The link between exports and economic growth has been closely studied by economists, largely because of the results achieved by export-led growth in some countries. The theoretical basis for achieving growth through the development of export industries is that competition on an international scale requires efficiency, innovation and investment, all of which may encourage economic growth within a country. The development of export markets can lead to economies of scale as industries expand and develop their markets overseas in response to foreign demand. Industries may promote world-class skills in product design, research and development and marketing, which increase their export capacity and promote economic development in their own country. The promotion of international trade leads to free trade policies that promote exports from the country and attract direct foreign investment into local industries.
Vigorous export-led growth has been undertaken in a number of Asian countries by creating conditions in which exporters can develop their business. In some cases, special economic zones or free zones have been set up with favorable regulatory and tax incentives combined with modern infrastructure. Companies operating in certain sectors, such as export-oriented manufacturing or high-technology businesses, have been permitted to operate in such zones. Such locations have provided a setting within which enterprises may attract foreign investment and develop efficient and innovative processes to compete on an international level.

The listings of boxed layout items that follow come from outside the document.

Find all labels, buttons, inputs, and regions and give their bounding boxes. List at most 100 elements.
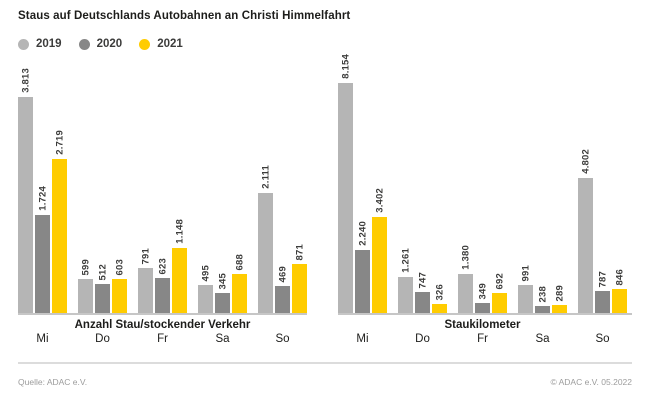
x-axis-label-do: Do bbox=[95, 333, 110, 345]
bar-group-mi: 3.813 1.724 2.719 bbox=[18, 68, 67, 313]
chart-staukilometer: 8.154 2.240 3.402 1.261 747 326 1.380 349 692 991… bbox=[338, 54, 632, 345]
bar-2021-fr: 1.148 bbox=[172, 219, 187, 313]
bar-2021-sa: 289 bbox=[552, 285, 567, 313]
bar-value-label: 1.261 bbox=[400, 248, 411, 273]
bar-value-label: 495 bbox=[200, 264, 211, 281]
bar-2019-fr: 791 bbox=[138, 248, 153, 313]
bar-value-label: 747 bbox=[417, 271, 428, 288]
bar-2019-do: 1.261 bbox=[398, 248, 413, 313]
legend-dot-2019 bbox=[18, 38, 29, 50]
bar-group-fr: 1.380 349 692 bbox=[458, 245, 507, 313]
bar-value-label: 688 bbox=[234, 253, 245, 270]
x-axis-label-mi: Mi bbox=[356, 333, 369, 345]
bar-group-sa: 991 238 289 bbox=[518, 265, 567, 313]
bar-group-do: 1.261 747 326 bbox=[398, 248, 447, 313]
bar-2020-sa: 238 bbox=[535, 286, 550, 313]
bar-2019-do: 599 bbox=[78, 259, 93, 313]
page-title: Staus auf Deutschlands Autobahnen an Chr… bbox=[18, 10, 351, 22]
bar-2020-mi: 2.240 bbox=[355, 221, 370, 313]
bar-2020-so: 469 bbox=[275, 266, 290, 313]
bar-value-label: 326 bbox=[434, 283, 445, 300]
bar-group-do: 599 512 603 bbox=[78, 259, 127, 313]
bar-2021-so: 871 bbox=[292, 244, 307, 313]
bar-value-label: 289 bbox=[554, 284, 565, 301]
bar-group-sa: 495 345 688 bbox=[198, 254, 247, 313]
bar-2021-fr: 692 bbox=[492, 273, 507, 313]
x-axis-labels-anzahl: Mi Do Fr Sa So bbox=[18, 333, 307, 345]
legend-label-2021: 2021 bbox=[157, 38, 183, 50]
bar-group-fr: 791 623 1.148 bbox=[138, 219, 187, 313]
source-note: Quelle: ADAC e.V. bbox=[18, 377, 88, 387]
plot-area-anzahl: 3.813 1.724 2.719 599 512 603 791 623 1.148 495 34… bbox=[18, 55, 307, 313]
x-axis-label-sa: Sa bbox=[215, 333, 230, 345]
chart-caption-staukilometer: Staukilometer bbox=[444, 319, 521, 331]
bar-value-label: 2.240 bbox=[357, 221, 368, 246]
bar-2020-do: 512 bbox=[95, 264, 110, 313]
bar-2019-sa: 991 bbox=[518, 265, 533, 313]
bar-group-mi: 8.154 2.240 3.402 bbox=[338, 54, 387, 313]
bar-value-label: 692 bbox=[494, 272, 505, 289]
bar-2020-mi: 1.724 bbox=[35, 186, 50, 313]
legend-dot-2020 bbox=[78, 38, 90, 50]
x-axis-line-anzahl bbox=[18, 313, 307, 315]
bar-value-label: 469 bbox=[277, 265, 288, 282]
bar-value-label: 238 bbox=[537, 285, 548, 302]
footer-divider bbox=[18, 362, 632, 364]
bar-value-label: 4.802 bbox=[580, 149, 591, 174]
bar-value-label: 991 bbox=[520, 264, 531, 281]
bar-value-label: 3.813 bbox=[20, 68, 31, 93]
bar-value-label: 8.154 bbox=[340, 54, 351, 79]
x-axis-label-do: Do bbox=[415, 333, 430, 345]
bar-2019-so: 2.111 bbox=[258, 165, 273, 313]
bar-value-label: 1.380 bbox=[460, 245, 471, 270]
x-axis-label-fr: Fr bbox=[157, 333, 168, 345]
bar-2021-do: 326 bbox=[432, 284, 447, 313]
bar-2021-mi: 3.402 bbox=[372, 188, 387, 313]
bar-value-label: 349 bbox=[477, 282, 488, 299]
bar-value-label: 871 bbox=[294, 243, 305, 260]
charts-row: 3.813 1.724 2.719 599 512 603 791 623 1.148 495 34… bbox=[18, 54, 632, 345]
bar-value-label: 791 bbox=[140, 247, 151, 264]
legend-dot-2021 bbox=[139, 38, 151, 50]
x-axis-label-so: So bbox=[275, 333, 290, 345]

These zones may offer reductions or exemptions from customs duties on raw materials and equipment that are imported for incorporation into goods for export.
The development of export industries may enable a country to increase specialization in those activities in which it has a comparative advantage and increase total production in the economy as a result. By increasing markets for their goods, enterprises may increase their production levels and take advantage of economies of scale to increase efficiency. Technology developed or acquired for competition on an international scale may be used domestically to increase efficiency of production and lower costs. Another link between exports and economic growth is, therefore, the encouragement of specialization and more efficient use of a country's resources.
Government policies developed to increase international trade may have beneficial effects on the economy, once again linking exports and economic growth. The low tariff policies agreed on with other countries may mean that low-cost imports enter the domestic market, increasing choice for consumers and spurring domestic industries to lower costs and increase efficiency. The general reduction in the cost of goods and the growth in national income can lead to an increase in the population's well being and an increase in tax collections for the government. This enables government investment in infrastructure to further increase international competitiveness. Government policy may, therefore, be directed toward increasing exports and economic growth by creating a favorable business environment.